Iraqi Worshippers Condemn Quran Burning in Sweden (+Video)


Iraqi Worshippers Condemn Quran Burning in Sweden (+Video)

TEHRAN (Tasnim) – The desecration of the Quran by right-wing activists earlier this month in Sweden and the Netherlands was denounced by hundreds of believers gathering in Baghdad, the capital of Iraq.

The disgraceful act infuriated millions of Muslims throughout the world and led to a string of rallies.

Protests were held Friday in several predominantly Muslim countries to denounce the recent desecration of Islam’s holy book by far-right activists in Sweden and the Netherlands.

The protests in countries including Pakistan, Iraq, Iran and Lebanon ended with people denouncing the desecration of the Quran in the two European countries.

In the Iranian capital of Tehran, hundreds of people marched after Friday prayers during which they burned a Swedish flag.

In Beirut, about 200 angry protesters burned the flags of Sweden and the Netherlands outside the blue-domed Mohammed Al-Amin Mosque at Beirut’s central Martyrs Square.

Small protests over the Quran burning also took place in Bahrain, a small island nation in the Persian Gulf off the coast of Saudi Arabia.

Earlier this month, Rasmus Paludan, a far-right activist from Denmark, received permission from police to stage a protest outside the Turkish embassy in Stockholm where he burned the Quran.
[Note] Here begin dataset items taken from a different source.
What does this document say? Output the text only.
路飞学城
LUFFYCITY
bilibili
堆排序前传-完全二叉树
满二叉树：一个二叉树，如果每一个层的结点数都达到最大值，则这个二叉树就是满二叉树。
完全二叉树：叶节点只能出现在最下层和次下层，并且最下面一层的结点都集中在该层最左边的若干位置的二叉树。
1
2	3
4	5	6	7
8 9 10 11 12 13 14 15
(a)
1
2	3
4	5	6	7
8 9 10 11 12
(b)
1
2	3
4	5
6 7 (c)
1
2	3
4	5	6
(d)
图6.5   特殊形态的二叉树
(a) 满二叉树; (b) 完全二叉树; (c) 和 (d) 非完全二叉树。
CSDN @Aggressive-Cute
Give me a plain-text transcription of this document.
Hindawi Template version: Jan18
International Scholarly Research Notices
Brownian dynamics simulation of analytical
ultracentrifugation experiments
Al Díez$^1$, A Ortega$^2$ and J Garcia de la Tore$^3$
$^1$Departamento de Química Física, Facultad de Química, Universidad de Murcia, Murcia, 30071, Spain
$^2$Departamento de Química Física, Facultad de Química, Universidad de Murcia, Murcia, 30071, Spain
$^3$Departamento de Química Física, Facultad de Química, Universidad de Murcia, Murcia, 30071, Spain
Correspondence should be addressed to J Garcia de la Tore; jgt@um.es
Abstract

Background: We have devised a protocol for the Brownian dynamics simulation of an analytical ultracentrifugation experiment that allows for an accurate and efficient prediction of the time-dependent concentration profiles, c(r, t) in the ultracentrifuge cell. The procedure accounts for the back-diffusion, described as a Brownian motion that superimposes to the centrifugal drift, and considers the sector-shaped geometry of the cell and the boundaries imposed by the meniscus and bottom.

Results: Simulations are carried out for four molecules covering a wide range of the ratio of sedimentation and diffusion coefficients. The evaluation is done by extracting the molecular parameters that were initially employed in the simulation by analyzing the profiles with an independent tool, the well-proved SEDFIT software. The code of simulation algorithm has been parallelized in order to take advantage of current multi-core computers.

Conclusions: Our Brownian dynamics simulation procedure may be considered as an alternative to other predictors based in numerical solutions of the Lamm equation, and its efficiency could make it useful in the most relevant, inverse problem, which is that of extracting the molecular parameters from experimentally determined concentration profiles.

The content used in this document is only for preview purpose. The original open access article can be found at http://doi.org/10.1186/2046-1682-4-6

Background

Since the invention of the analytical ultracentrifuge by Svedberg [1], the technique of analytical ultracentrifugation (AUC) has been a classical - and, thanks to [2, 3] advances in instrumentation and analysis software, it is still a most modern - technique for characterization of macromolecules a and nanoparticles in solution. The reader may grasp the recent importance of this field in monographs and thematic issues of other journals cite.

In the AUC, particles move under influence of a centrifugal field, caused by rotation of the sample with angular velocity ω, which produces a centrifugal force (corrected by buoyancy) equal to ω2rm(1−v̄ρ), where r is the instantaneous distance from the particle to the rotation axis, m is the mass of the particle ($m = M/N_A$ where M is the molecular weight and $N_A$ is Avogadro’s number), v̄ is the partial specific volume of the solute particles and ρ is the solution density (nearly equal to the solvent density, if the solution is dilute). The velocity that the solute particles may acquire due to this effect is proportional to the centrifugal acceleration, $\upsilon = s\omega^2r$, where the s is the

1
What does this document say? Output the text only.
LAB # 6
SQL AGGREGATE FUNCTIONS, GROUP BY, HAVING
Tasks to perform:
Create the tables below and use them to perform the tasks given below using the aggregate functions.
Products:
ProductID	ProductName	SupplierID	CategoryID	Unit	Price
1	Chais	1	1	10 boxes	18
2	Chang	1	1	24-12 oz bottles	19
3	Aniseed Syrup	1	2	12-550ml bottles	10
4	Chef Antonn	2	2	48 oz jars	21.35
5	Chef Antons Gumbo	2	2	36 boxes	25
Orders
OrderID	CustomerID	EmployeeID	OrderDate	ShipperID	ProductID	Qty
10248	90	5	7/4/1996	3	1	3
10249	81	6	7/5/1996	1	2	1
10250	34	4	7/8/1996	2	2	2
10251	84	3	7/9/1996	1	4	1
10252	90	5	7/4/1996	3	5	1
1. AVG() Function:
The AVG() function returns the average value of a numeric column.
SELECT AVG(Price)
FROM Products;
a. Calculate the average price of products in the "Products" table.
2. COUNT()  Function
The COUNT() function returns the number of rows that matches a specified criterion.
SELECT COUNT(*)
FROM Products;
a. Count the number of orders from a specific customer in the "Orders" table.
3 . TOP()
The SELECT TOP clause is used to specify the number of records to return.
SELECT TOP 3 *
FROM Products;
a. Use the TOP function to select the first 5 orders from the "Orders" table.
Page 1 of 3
Days later, Edwin Wagensveld, Dutch leader of the far-right Pegida group in the Netherlands, tore pages out of a copy of the Quran near the Dutch Parliament and stomped on them.

The moves angered millions of Muslims around the world and triggered protests.

On Friday, Paludan, who holds both Danish and Swedish citizenship, told Swedish newspaper Aftonbladet that he would replicate the protest in front of the Turkish Embassy in Copenhagen every Friday until Sweden is admitted into NATO.

Turkey’s state-run Anadolu Agency said the Danish ambassador was summoned to the Turkish Foreign Ministry where Turkish officials “strongly condemned the permission given to this provocative act which clearly constitutes a hate crime.”

Iraq’s Shiite cleric Muqtada al-Sadr asked in comments released Friday whether freedom of speech means offending other people’s beliefs. He asked why “doesn’t the burning of the rainbow flag represent freedom of expression.”

The cleric added that burning the Quran “will bring divine anger.” Hundreds of his supporters gathered outside a mosque in Baghdad waving copies of the Quran.